Daily Debate: Are Licenses For Team Bosses A Good Idea?

Daily Debate: Are Licenses For Team Bosses A Good Idea?

In the wake of the Renault race-fixing scandal from 2008 that came to light a year later in 2009, new FIA president Jean Todt wants team bosses to hold licenses, much like the drivers who compete in motorsport events. On paper, it seems like a good idea, especially as Flavio Briatore and Pat Symonds (the two men charged over Nelson Piquet Jr’s ‘accident’) are currently in the process of overturning their bans. By holding a license it would mean that the bosses can essentially have these taken away if they do wrong, and therefore can be banished from the sport should a crime be serious enough.

Also, as we have seen with the driver’s super licenses, it could also prove to be a nice little earner for the FIA. In 2008 and again in 2009, and while under the guidance of Max Mosley, the super license fees were updated to reflect a driver’s worth, basing the fee on the amount of points accrued in the previous season as well as a flat fee and a charge for insurance. While this may not be applicable to the bosses (unless it was based on the constructor points), the FIA could top up their funds with this idea.

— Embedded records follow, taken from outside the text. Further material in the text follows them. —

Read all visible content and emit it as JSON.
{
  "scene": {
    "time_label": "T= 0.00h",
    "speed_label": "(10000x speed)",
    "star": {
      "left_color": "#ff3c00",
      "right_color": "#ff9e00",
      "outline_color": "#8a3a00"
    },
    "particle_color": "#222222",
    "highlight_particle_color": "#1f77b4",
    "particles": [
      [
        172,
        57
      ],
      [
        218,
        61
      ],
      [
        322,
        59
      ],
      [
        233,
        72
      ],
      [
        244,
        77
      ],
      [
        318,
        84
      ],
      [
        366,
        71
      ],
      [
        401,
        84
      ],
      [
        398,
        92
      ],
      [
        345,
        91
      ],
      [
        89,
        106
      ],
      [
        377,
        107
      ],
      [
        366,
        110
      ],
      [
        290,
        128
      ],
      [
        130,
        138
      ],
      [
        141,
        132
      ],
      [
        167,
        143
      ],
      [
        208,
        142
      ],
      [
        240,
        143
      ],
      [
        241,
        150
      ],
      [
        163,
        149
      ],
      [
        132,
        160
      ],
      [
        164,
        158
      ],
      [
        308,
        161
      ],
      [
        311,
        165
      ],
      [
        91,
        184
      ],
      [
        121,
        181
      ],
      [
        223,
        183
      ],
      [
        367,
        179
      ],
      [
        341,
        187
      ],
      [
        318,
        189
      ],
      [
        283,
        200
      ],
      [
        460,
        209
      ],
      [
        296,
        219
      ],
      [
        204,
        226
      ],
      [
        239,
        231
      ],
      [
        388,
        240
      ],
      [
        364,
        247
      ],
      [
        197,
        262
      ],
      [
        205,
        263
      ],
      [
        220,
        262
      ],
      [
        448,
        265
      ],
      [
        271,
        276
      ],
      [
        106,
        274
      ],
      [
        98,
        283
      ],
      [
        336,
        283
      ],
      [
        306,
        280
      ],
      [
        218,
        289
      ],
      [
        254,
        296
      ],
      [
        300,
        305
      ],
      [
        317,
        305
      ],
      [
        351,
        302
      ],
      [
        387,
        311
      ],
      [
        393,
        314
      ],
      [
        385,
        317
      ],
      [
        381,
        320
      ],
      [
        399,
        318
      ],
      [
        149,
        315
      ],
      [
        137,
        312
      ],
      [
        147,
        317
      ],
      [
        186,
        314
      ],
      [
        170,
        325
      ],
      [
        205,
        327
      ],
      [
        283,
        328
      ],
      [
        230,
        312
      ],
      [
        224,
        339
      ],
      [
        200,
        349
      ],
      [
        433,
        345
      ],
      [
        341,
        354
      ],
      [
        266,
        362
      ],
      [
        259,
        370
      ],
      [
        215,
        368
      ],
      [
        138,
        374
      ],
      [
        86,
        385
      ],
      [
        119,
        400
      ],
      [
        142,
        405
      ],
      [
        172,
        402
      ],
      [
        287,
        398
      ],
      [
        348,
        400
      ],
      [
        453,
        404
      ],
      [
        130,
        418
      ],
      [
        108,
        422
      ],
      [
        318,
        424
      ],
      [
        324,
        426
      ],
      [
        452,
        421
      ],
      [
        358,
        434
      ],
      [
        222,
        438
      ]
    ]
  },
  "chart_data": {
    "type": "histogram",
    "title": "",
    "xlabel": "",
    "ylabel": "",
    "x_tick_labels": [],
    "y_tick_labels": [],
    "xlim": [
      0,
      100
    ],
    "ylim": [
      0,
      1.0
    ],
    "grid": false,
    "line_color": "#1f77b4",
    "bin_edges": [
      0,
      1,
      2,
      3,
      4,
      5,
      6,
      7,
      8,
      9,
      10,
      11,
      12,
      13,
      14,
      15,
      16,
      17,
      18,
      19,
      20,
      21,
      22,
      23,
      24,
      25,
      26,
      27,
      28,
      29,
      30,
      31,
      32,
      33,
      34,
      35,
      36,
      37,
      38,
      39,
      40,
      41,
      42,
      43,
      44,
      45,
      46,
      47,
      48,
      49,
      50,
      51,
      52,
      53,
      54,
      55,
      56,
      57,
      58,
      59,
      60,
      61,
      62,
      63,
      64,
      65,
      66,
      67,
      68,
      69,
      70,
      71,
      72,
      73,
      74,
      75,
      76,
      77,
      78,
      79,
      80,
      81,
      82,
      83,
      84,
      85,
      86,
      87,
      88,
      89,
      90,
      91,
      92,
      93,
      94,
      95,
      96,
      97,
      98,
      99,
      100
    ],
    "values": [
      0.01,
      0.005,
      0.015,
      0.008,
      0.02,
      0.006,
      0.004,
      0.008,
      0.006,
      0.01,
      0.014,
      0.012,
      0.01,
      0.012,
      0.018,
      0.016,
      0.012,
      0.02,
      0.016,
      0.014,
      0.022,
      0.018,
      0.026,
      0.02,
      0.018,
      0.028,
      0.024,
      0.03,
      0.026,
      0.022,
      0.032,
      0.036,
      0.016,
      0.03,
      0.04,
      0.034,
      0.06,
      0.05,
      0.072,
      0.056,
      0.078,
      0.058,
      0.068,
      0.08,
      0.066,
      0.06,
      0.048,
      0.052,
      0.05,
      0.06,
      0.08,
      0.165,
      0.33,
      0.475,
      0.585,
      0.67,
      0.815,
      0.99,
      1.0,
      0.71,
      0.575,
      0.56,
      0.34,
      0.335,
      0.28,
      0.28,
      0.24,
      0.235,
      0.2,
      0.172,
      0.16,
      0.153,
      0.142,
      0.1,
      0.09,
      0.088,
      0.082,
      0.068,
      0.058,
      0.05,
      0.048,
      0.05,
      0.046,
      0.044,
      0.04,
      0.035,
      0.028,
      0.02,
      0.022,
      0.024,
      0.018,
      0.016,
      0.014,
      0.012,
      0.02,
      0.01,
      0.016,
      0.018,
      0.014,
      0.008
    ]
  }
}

However, while having a control over the bosses may be a good thing, it can also be a bad thing. Max Mosley caused a bit of unnecessary unpopularity over his updating of the driver’s fees, and that could very easily be repeated if Todt isn’t careful. Furthermore, it can also give some people a little too much power, meaning that the sport could be damaged if the wrong decisions were made. Usually, one would have to say that is a very rare occurrence, but this is Formula One, and while Mosley is no longer the president, we are yet to see exactly how Todt handles himself and the organisation he resides over.

Are licenses for team bosses a good idea?

4 comments

  • I think it’s inevitable that the team bosses and other senior staff will get licences, if only because being in one of those those professions is, well, a profession and should come with professional rights and responsibilities. Whether the FIA is the right organisation to be issuing them is a valid question, but I think the answer is yes. What we do need is for the judicial and psuedopoliticking elements of the FIA to be sorted out – F1 is supposed to be a sport, not a psuedopolitical plaything.

  • You don’t have to have a license to be a football manager, a tennis coach, or a baseball manager. F1 should be no difference. The superlincense fee thing is weired, too. You have too pay more because you did a better job? That’s not right to me.

  • You have to have a licence to be a professional football manager in Britain or several other European countries, at least if the club is in the Premier League or national equivalent and you intend to manage it for more than 12 weeks. The qualification is the UEFA Pro Licence and requires 240 hours of study (taking about a year when done part-time) even if you have previous successful Football League experience, which is a lot more commitment than the FIA is proposing. Dispensations have been awarded in the past, but not very often. Lower levels of licence are needed for lower divisions. The major difference between football and the proposed FIA system is that UEFA currently can’t strike off someone from the list once they’ve passed.

    Tennis coach licences are issued by the LTA in Britain, but as far as I can tell David is right about it not being necessary to attend a competition as a coach. Baseball managers do not appear to have licence requirements either.

    However, I do know from personal experience that in disabled swimming, you have to have a licence to be a team representative in any gala run by any of the major governing bodies in the UK (there are three, each requiring separate registration). You can coach at a licenced club without a personal licence, but whoever is running the team at any given gala must have the relevant paperwork. Without that licence, you can’t field a swimming team at even the regional-level galas. And this is a sport where very few people get paid even at Paralympic level. (Even though the competitors are similarly amateur, they all have to have licences to enter the events as well).

    When the most expensive and one of the most prestigious sport in the world expects lower professional standards than a local gala down the road, you know there’s a problem…

  • I did’t know you need a license to be a football manager in PL, sorry for the mistake.

    My thought is that the only reason FIA proposed the license thing is in case someone did things wrong, they could get him out of the sport. Since teams pay the managers, they definitely find someone qualified.

    But I think if a manager did something as bad as Flavio did, team themselves would fired him immediately, or they loose the supporters. I don’t really trust the judgement the FIA made, we fans made better decisions.